None if inplace; otherwise returns AnnData with results written to .var.

Example:

import tardis as td
td.stats.permanova(adata, cluster_field='leiden')
adata.var.sort_values('permanova_f_value', ascending=False)

After running, the field “permanova_f_value” in .var contains F statistics for each guide, and “permanova_f_value.p_value” contains empirical p-values from permutation tests.

Note: The method compares the shape of cluster abundance distributions between guides and the reference, independently for each guide. Clustering assignment is required in advance.

Aitchison Distance-Based Guide Ranking

aitchison_distance(gdata, cluster_field, result_field='aitchison_dist', reference_guide='sgNon-targeting', library_key=None, n_permutations=1000, show_progress=True, p_swap=0.1, copy=False)

Computes the Aitchison distance between each guide and the reference guide based on their compositional (cluster-wise) abundances, ranking guides by the resulting distance.
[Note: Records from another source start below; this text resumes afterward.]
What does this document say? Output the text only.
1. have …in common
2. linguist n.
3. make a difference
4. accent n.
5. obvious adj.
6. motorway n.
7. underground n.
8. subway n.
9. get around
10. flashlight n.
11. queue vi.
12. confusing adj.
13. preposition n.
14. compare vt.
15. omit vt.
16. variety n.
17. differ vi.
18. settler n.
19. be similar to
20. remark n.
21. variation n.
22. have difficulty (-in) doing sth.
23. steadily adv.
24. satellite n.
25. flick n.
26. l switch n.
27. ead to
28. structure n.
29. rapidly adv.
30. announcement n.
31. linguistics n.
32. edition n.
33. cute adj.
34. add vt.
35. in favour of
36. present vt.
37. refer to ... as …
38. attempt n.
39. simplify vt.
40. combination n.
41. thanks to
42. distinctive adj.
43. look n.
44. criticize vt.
The method supports permutation testing by swapping cluster values between the guide and reference with probability p_swap.

Mathematical Principle:

Given the abundance composition of each guide \(g\) over clusters \(c\) (counts \(x_{gc}\)), the composition vector is transformed as:

\[v_{g} = \log(x_{gc} + 1) - \frac{1}{C} \sum_{c'} \log(x_{gc'} + 1)\]

where C is the number of clusters.

The Aitchison distance is then:

\[d(g, r) = \sqrt{ \sum_c (v_{g,c} - v_{r,c})^2 }\]

Permutation testing proceeds by swapping counts between guide and reference in each cluster with probability p_swap and recomputing Aitchison distances.

Parameters:

gdata – AnnData object containing .obs, .var, .X.
cluster_field – Key in .obs denoting cluster assignment for each cell.
result_field – Output field name in .var for storing Aitchison distances (default: “aitchison_dist”).
reference_guide – Reference guide name (default: “sgNon-targeting”).
library_key – Key in .obs for performing per-sample (library) analysis (default: None).
n_permutations – Number of permutations for p-value estimation (default: 1000).
show_progress – Display progress bar for permutations (default: True).
p_swap – Probability of swapping the cluster counts between the sample and reference per permutation (default: 0.1).
copy – Return new AnnData if True; operate in-place if False (default: False).

Returns:

None if inplace; otherwise modified AnnData.

Example:

import tardis as td
td.stats.aitchison_distance(adata, cluster_field='leiden')
adata.var.sort_values('aitchison_dist', ascending=False)

After running, “aitchison_dist” and “aitchison_dist.p_value” fields in .var will contain distance and corresponding empirical p-values.

Note: This method treats guide cluster abundance as a composition and measures divergence from the reference using Aitchison geometry (Euclidean distance after log-ratio transform on composition). The permutation null ensures fair empirical significance control. Clustering assignment is required in advance.

Result Storage & Usage

All ranking and statistical results (scores and p-values) are written to fields in adata.var as specified by result_field.
Use the result to filter, rank, or further visualize guides that drive distinct cluster distributions compared to controls.
Both methods optionally allow per-sample or per-library group analysis via library_key, writing per-group results.
Appropriate permutation-based p-values help control for statistical significance across the high-dimensional distribution space.